Im September 1989 merkten wir endlich, dass mit dem Möbelgeschäft etwas faul war. Und dieses Wir schließt Lubowski ausdrücklich ein. Man konnte ihm vielleicht vorwerfen, dass er Guenon gegenüber anfangs zu vertrauensselig war, aber mehr nicht. Er hatte keinerlei Versuch unternommen, die überwiesenen Beträge geheim zu halten oder seine Kontakte zu verschleiern. Die Unterstellung, er habe uns bewusst verraten, ist absurd. Nein, er ist einfach reingelegt worden.
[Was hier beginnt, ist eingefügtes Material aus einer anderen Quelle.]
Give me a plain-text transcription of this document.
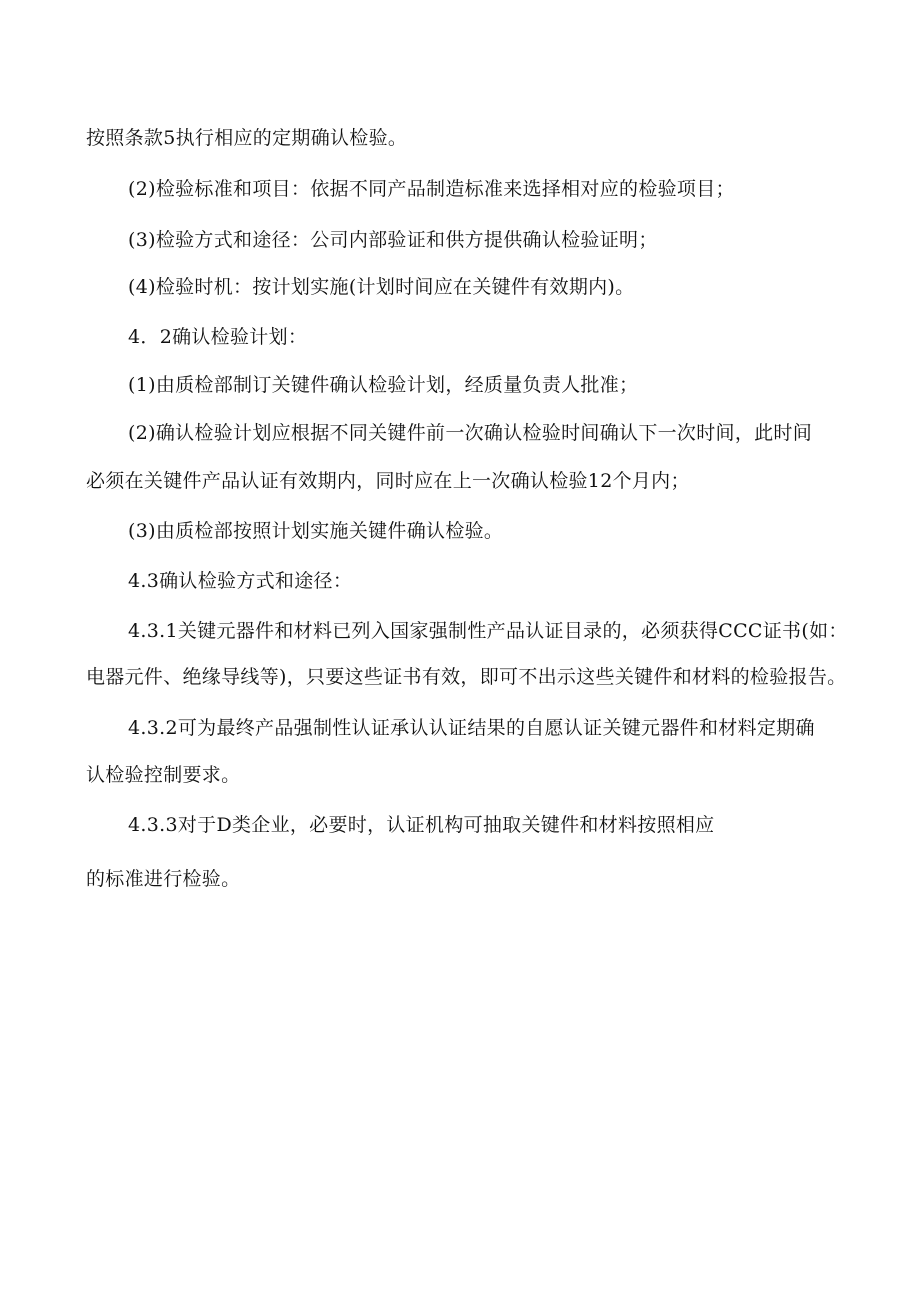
按照条款5执行相应的定期确认检验。
(2)检验标准和项目：依据不同产品制造标准来选择相对应的检验项目；
(3)检验方式和途径：公司内部验证和供方提供确认检验证明；
(4)检验时机：按计划实施(计划时间应在关键件有效期内)。
4．2确认检验计划：
(1)由质检部制订关键件确认检验计划，经质量负责人批准；
(2)确认检验计划应根据不同关键件前一次确认检验时间确认下一次时间，此时间
必须在关键件产品认证有效期内，同时应在上一次确认检验12个月内；
(3)由质检部按照计划实施关键件确认检验。
4.3确认检验方式和途径：
4.3.1关键元器件和材料已列入国家强制性产品认证目录的，必须获得CCC证书(如：
电器元件、绝缘导线等)，只要这些证书有效，即可不出示这些关键件和材料的检验报告。
4.3.2可为最终产品强制性认证承认认证结果的自愿认证关键元器件和材料定期确
认检验控制要求。
4.3.3对于D类企业，必要时，认证机构可抽取关键件和材料按照相应
的标准进行检验。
Trotzdem sollte die Sache nicht unbedingt an die Öffentlichkeit kommen. Einzahlungen des südafrikanischen Geheimdienstes auf Lubowskis Privatkonto hätten kein günstiges Licht auf ihn wie auf die gesamte Partei geworfen.
Was das alles mit dem Mord an Lubowski zu tun hatte? Nichts, absolut nichts. Offensichtlich wusste bei den Südafrikanern die eine Hand nicht, was die andere tat. Das CCB und Acheson hatten ihre eigene Agenda. Die sah vor, den SWAPO-Wahlkampf mit Gewaltakten zu stören und Sam Nujoma davon abzuhalten, wie geplant nach Namibia zurückzukehren. Dass das Möbelgeschäft gleichzeitig lief, war purer Zufall.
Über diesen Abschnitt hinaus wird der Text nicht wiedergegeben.